Por supuesto que una legión de especialistas en los mercados internacionales trabaja diariamente para su sostenimiento, y aunque vigilen, en primer lugar, por su provecho, derivadamente también procuran nuestro sosegado acontecer; sin embargo, sus maniobras financieras son demasiado rápidas, perentorias y concretas para ofrecernos una imagen de cómo será nuestro futuro posbélico y pospandémico. Entonces y para sortear esta “angustia existencial”, producida por la carencia de una “ensoñación” llamada futuro, no nos queda —y como siempre— sino volver la vista al pasado en busca de alguna orientación. Y he aquí que la Historia nos enseña que para transitar —o si prefieren, soportar— encrucijadas semejantes, cuando toda posteridad se volvía desazonadoramente incierta, los hombres se acogieron a dos sentimientos; o bien, la nostalgia, o bien, la burla. Del primer caso conservamos la Ilíada (s. VIII a. C.), reunión de cantos evocativos de los caudillos micénicos, compuestos en la posterior y aciaga edad oscura para exaltar aquella hidalguía perdida, y que mucho más tarde fueron pulidos e hilvanados en el monumental poema; y del segundo, el no menos imponente y desvergonzado Decamerón (1353), escrito por Boccaccio al filo de la conclusión de la gran peste negra que sepultó todo un mundo; y como estos señeros ejemplos, podríamos rastrear otros tantos, de una índole u otra, y no solo en la literatura, sino también en el resto de las disciplinas artísticas, pues ninguna otra actividad humana sino el arte es capaz de plasmar la fugaz inquietud de un tiempo.
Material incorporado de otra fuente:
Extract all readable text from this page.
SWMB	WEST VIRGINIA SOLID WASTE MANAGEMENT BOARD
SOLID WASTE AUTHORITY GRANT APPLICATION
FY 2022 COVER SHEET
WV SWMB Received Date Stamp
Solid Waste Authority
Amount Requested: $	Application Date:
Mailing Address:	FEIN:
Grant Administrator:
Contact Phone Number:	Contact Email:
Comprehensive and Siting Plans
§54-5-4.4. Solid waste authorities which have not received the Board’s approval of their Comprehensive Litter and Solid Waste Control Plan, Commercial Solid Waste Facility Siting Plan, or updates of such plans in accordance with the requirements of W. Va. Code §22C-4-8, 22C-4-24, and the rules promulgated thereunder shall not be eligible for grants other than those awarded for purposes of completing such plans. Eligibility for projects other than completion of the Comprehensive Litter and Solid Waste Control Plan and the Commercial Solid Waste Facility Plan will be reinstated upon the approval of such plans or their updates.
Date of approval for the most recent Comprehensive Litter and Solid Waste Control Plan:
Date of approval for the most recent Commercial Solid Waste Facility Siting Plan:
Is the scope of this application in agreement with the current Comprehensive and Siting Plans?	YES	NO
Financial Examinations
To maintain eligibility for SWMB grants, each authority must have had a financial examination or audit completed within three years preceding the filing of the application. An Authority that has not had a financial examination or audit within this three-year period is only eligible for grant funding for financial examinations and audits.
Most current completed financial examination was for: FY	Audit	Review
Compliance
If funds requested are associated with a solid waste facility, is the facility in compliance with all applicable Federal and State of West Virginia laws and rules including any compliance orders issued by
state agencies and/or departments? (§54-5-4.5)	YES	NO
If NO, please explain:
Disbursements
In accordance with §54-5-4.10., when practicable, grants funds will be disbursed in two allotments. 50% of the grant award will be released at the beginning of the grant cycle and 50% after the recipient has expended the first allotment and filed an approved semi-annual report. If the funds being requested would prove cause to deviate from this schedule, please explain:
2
No obstante, entre este par de luminosos y extremos sentimientos —la nostalgia y la burla—, existe otra socorrida actitud a la que el común recurre como remedio ante la ofuscación general y que Horacio fijó con el elegante término de carpe diem; cuya traducción jocosa a nuestra lengua sería más o menos: “mantente mientras cobro”, mostrándonos dicha así y bien a las claras que es un flaco parche ese de vivir al día, por más exquisito que suene en latín; sobre todo cuando advertimos que el hombre dota de sentido a su existencia al proyectarla sobre el porvenir; pues no por otra razón nos conmueve tan hondamente la palabra esperanza.
Y la esperanza es cuanto se ha deteriorado desde que la epidemia irrumpiera, y en este momento, todavía más con esta guerra, por firmes gestos que prodiguen nuestros dirigentes. Ante lo que sospecho que para eludir ese porvenir vacío, nos volveremos a refugiar en la vaporosa y emocionante nostalgia o en la sarcástica y juguetona burla; si ya nos sirvieron para seguir adelante, ¿por qué ahora no?